The UC was already accelerating a number of pathways to entry beyond an ATAR, including the Schools Recommendation Scheme; the Educational Access Scheme; the Portfolio Entry Scheme and entry pathways for professionals.

“No Year 12 student—or anyone looking to reskill for life-long learning—will be left behind, with many alternative pathways for higher education,” he said.

“Here at the University of Canberra, we don’t believe ATAR scores provide the full picture, and we want to ensure that students out there who have the will to study and the initiative to work hard and apply themselves at university will have the opportunity to do so.”

He was also proud to see so many members of the university community contribute to the city during the COVID-19 crisis.

“The way that UC has stepped up to support Canberra and the ACT region is nothing short of extraordinary. From providing senior nursing staff to key roles to assisting the transition to teaching online in our schools, UC has been working with our community every challenging step of the way.”

Students had even undertaking voluntary training and work to assist with contact tracing of instances of and response to COVID-19.

Personally, it has been a challenging time for Professor Nixon to try and familiarise himself with the university when there are so few students or staff on campus.
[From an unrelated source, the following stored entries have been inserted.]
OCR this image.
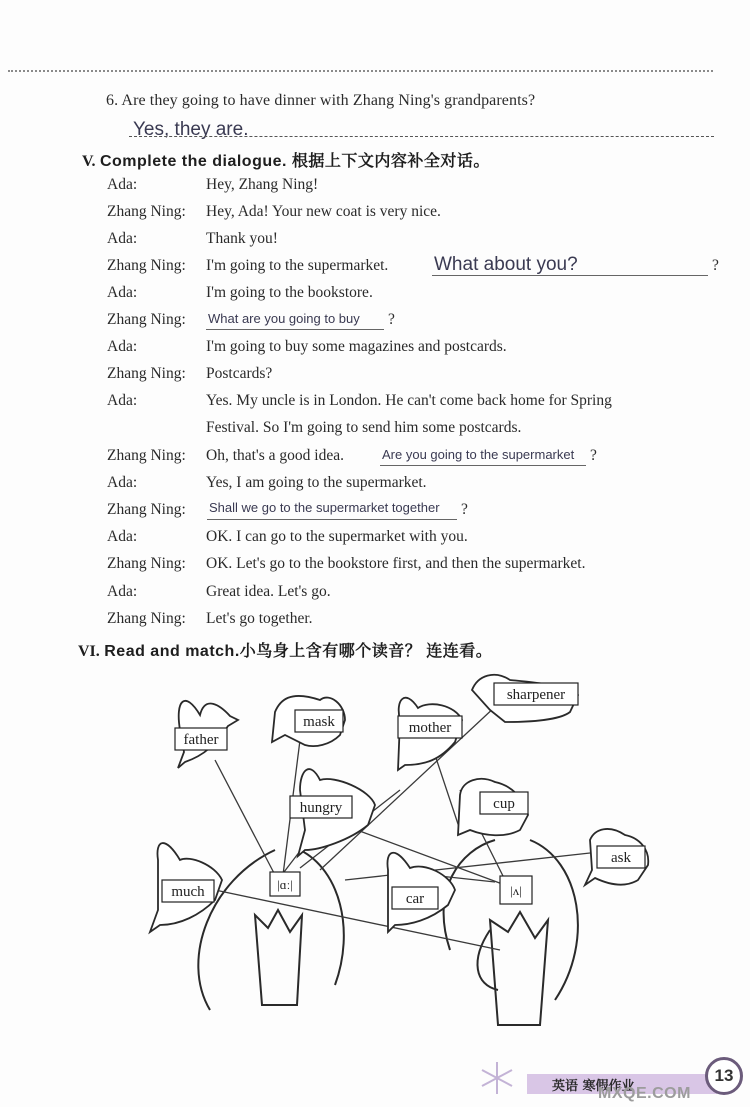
6. Are they going to have dinner with Zhang Ning's grandparents?
Yes, they are.
V. Complete the dialogue. 根据上下文内容补全对话。
Ada:	Hey, Zhang Ning!
Zhang Ning: Hey, Ada! Your new coat is very nice.
Ada:	Thank you!
Zhang Ning: I'm going to the supermarket. What about you?	?
Ada:	I'm going to the bookstore.
Zhang Ning: What are you going to buy ?
Ada:	I'm going to buy some magazines and postcards.
Zhang Ning: Postcards?
Ada:	Yes. My uncle is in London. He can't come back home for Spring
Festival. So I'm going to send him some postcards.
Zhang Ning: Oh, that's a good idea.	Are you going to the supermarket ?
Ada:	Yes, I am going to the supermarket.
Zhang Ning: Shall we go to the supermarket together ?
Ada:	OK. I can go to the supermarket with you.
Zhang Ning: OK. Let's go to the bookstore first, and then the supermarket.
Ada:	Great idea. Let's go.
Zhang Ning: Let's go together.
VI. Read and match.小鸟身上含有哪个读音？ 连连看。
father
mask	mother
sharpener
hungry	cup
ask
much	car
|ɑː|	|ʌ|
英语 寒假作业
13
MXQE.COM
“Campus doesn’t feel right without that vibrancy and energy, although I have been able to see a lot of beauty in the bush campus.”

He was very much looking forward to interacting with the UC community in person once it was safe to do so and noted that the unprecedented change created by the global pandemic also provided him with perhaps greater freedom in leading the university forward.

“Coming in, it gives me a chance to look at things afresh. The status quo is not something we can entertain anymore.”

He also paid tribute to the stamina of Interim Vice-Chancellor and President Belinda Robinson “for guiding the university through an unprecedented time of intense external forces from January to April—from bushfires and hailstorms, to the transition to a virtual campus due to the pandemic.”